今もって日本人の塩分(食塩)摂取量は世界レベルから見てもかなり過剰であり、さらなる塩分摂取を控えるようにしないとだめ、と言われ続けていることと正反対の発表ではありませんか。

 食に関する研究発表などは、日常の食生活と乖離したものが多いとは思っていましたが、この塩分摂取量が欧米人に比べて多くないということをどう理解すべきでしょうか。

 報道記事の一片を取り上げて上げ足を取ろうということではありません。従来多くの人が信じてきたことと、正反対の報道内容ではただ戸惑うばかりではないでしょうか。

 欧米人は日本人よりも塩分摂取量が多いから死亡率が高いのだ、ということなら納得しないというわけではありません。とすれば世界レベルという表現は何を根拠としているのでしょうか。

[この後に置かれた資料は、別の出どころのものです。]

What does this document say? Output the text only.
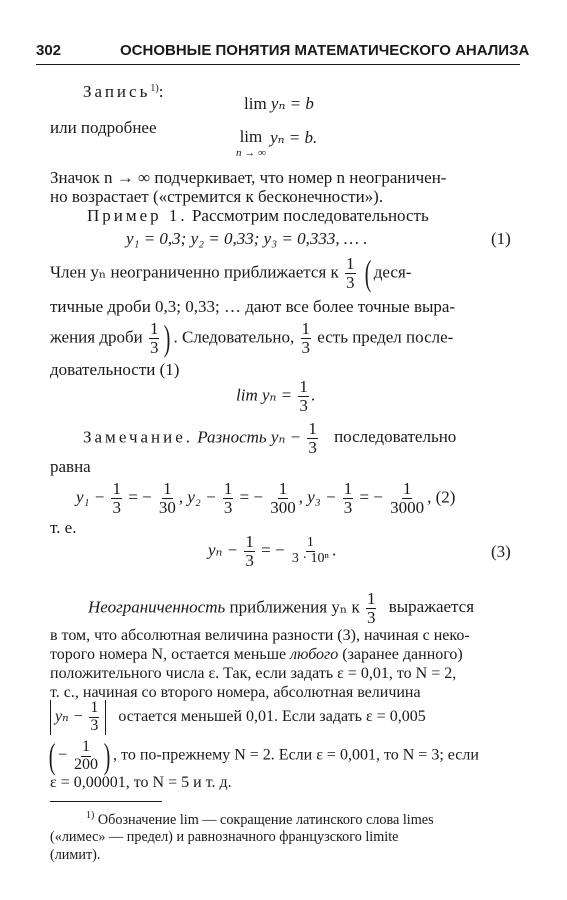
302	ОСНОВНЫЕ ПОНЯТИЯ МАТЕМАТИЧЕСКОГО АНАЛИЗА
Запись$^{1)}$:
lim yₙ = b
или подробнее	lim
n → ∞
yₙ = b.
Значок n → ∞ подчеркивает, что номер n неограничен-
но возрастает («стремится к бесконечности»).
Пример 1. Рассмотрим последовательность
y₁ = 0,3; y₂ = 0,33; y₃ = 0,333, … .	(1)
Член yₙ неограниченно приближается к $\frac{1}{3}$ ( деся-
тичные дроби 0,3; 0,33; … дают все более точные выра-
жения дроби $\frac{1}{3}$ ) . Следовательно, $\frac{1}{3}$ есть предел после-
довательности (1)
$\lim y_n = \frac{1}{3}$ .
Замечание. Разность $y_n - \frac{1}{3}$ последовательно
равна
$y_1 - \frac{1}{3}$ = − $\frac{1}{30}$ , $y_2 - \frac{1}{3}$ = − $\frac{1}{300}$ , $y_3 - \frac{1}{3}$ = − $\frac{1}{3000}$ , (2)
т. е.
$y_n - \frac{1}{3}$ = − $\frac{1}{\text{3 · 10ⁿ}}$ .	(3)
Неограниченность приближения yₙ к $\frac{1}{3}$ выражается
в том, что абсолютная величина разности (3), начиная с неко-
торого номера N, остается меньше любого (заранее данного)
положительного числа ε. Так, если задать ε = 0,01, то N = 2,
т. с., начиная со второго номера, абсолютная величина
$y_n - \frac{1}{3}$ остается меньшей 0,01. Если задать ε = 0,005
( − $\frac{1}{200}$ ) , то по-прежнему N = 2. Если ε = 0,001, то N = 3; если
ε = 0,00001, то N = 5 и т. д.
$^{1)}$ Обозначение lim — сокращение латинского слова limes
(«лимес» — предел) и равнозначного французского limite
(лимит).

 記事の裏付けをリサーチしているうちに、新たなことも分かりました。

 食の欧米化は、がんも含めて日本人の死亡率低下に大きく関わっているというのです。逆に言えば、世界無形文化遺産に指定された伝統的な和食は、日本人の平均寿命延伸に貢献しているという説は科学的な立証があるとは言えないということになります。低カロリーで高栄養素が和食の基と信じ続けてきたことはいったい何だったのでしょうか。食と健康について多くの問題提起があります。